In welchem puncten wir diese antwurt gegeben, das wir uns allwegen bißher lassen vernemmen, das unsere bevelch dahin gericht, das wir umb erlangung fridens und rechtens bey den andern standen halten und davon uns nit sondern sollten, dem wir dann bißher getreulich gelept. Das aber jetzo der particular hulf und ausserthalb der gemeinen reichshulf angeregt und wie es in kunftig damit gehalten werden sollt, davon hetten wir khain bevelch, hetten auch nit wissen, weß euer Ft. gelegenheit sein wurd. Wollten es aber an euer Ft. mit erstem gelangen und uns alsdann mit unverwißlicher antwurt vernemmen lassen, und mogen euer Ft. ires gemuets uns hieruber berichten. Dann ob sich wol die standt auf etliche abscheidt, hievor bewilligt, ziehen und refferiern, so ist doch mermaln von euer Ft. – in bedencken der nachpurschaft und das one euer Ft. burger groß verderben die osterreichische landt nit zu verlassen gewesen – ain anders und jederzeit nach gelegenheit gehandelt worden, derowegen wir uns dann noch zur zeit und ausser habenden bevelchs auf kunftig väll nichts begeben haben wollen5.

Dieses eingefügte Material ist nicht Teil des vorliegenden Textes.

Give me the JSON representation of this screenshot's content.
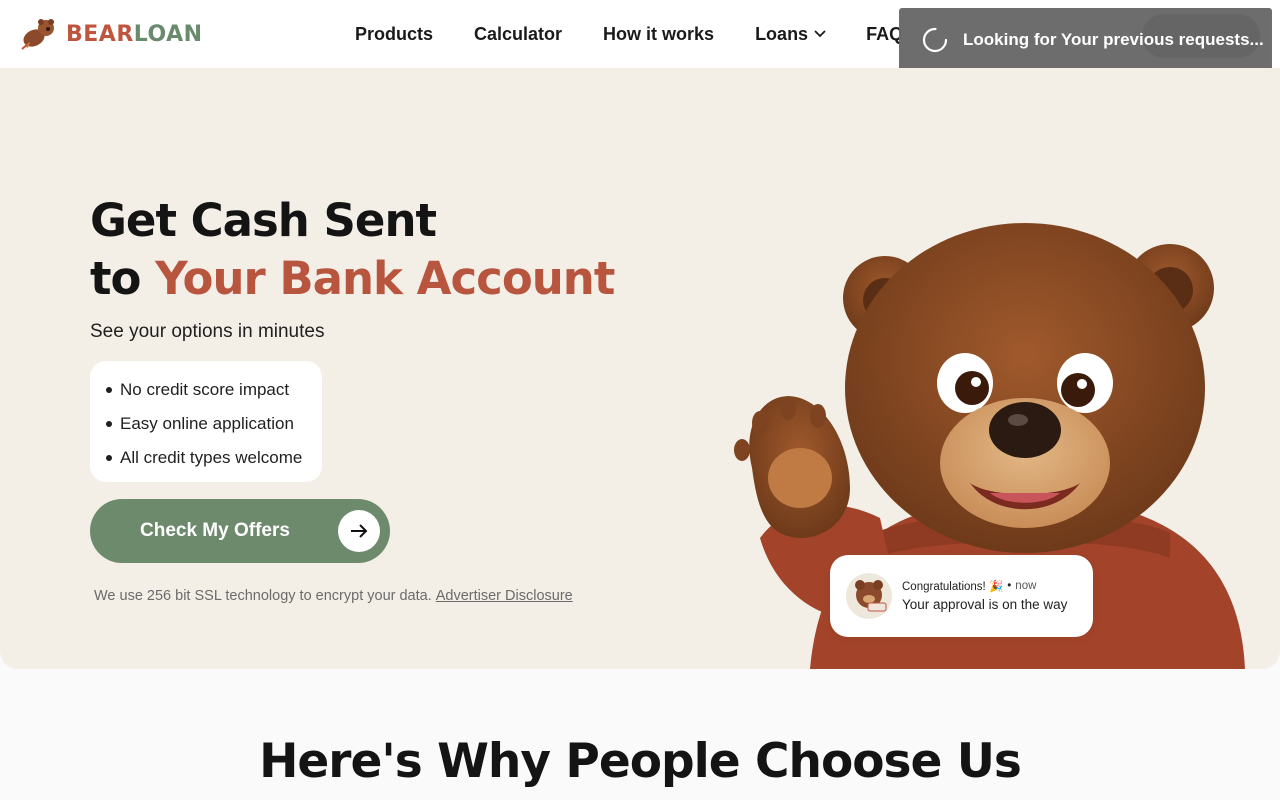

Pommern halben werden euer Ft. aus den zugesanten schriften befinden, das, wa dieser tag alhie sich vor ostern nit enden wurden, das alsdann alhie die erkanntnus gescheen sollt. Und hat darauf der pommerisch schriftlich und mit grosem ernst angehalten und tringt haftig auf die erkantnus, damit er nunmer in das funft jar aufgezogen seye. Und darumb alle begern der guetlicheit halben unverfenglich, demnach er sich damit nit will settigen lassen6. Wurdt die notturft erfordern, das euer Ft. sich ihres gemuets vernemmen laß, ob dieselben pommerischen sachen fur religionsachen zu halten oder nit, und wir uns alsdann ferrer wissen in der erkanntnus der notturft zu halten. Wollen nichtdestominder allen vleyß furkeren und hoffen, die erkanntnus solle dißmalen verbleiben, doch muessen wir im val, da sollichs nit beschee, mit bevelch gefast sein, dann darauf die sachen biß alher angestellt worden.

Sachsen und Hessen warnen die Einungsverwandten vor feindlichen Umtrieben Hg. Heinrichs von Braunschweig und fordern die Bündner zur Bereitstellung weiterer Gelder für die Unterhaltung von Kriegsleuten auf. Die Gesandten der Hgg. von Braunschweig-Lüneburg und Württemberg sowie jene der Städte Straßburg, Augsburg, Frankfurt und Ulm halten das einstweilen nicht für notwendig.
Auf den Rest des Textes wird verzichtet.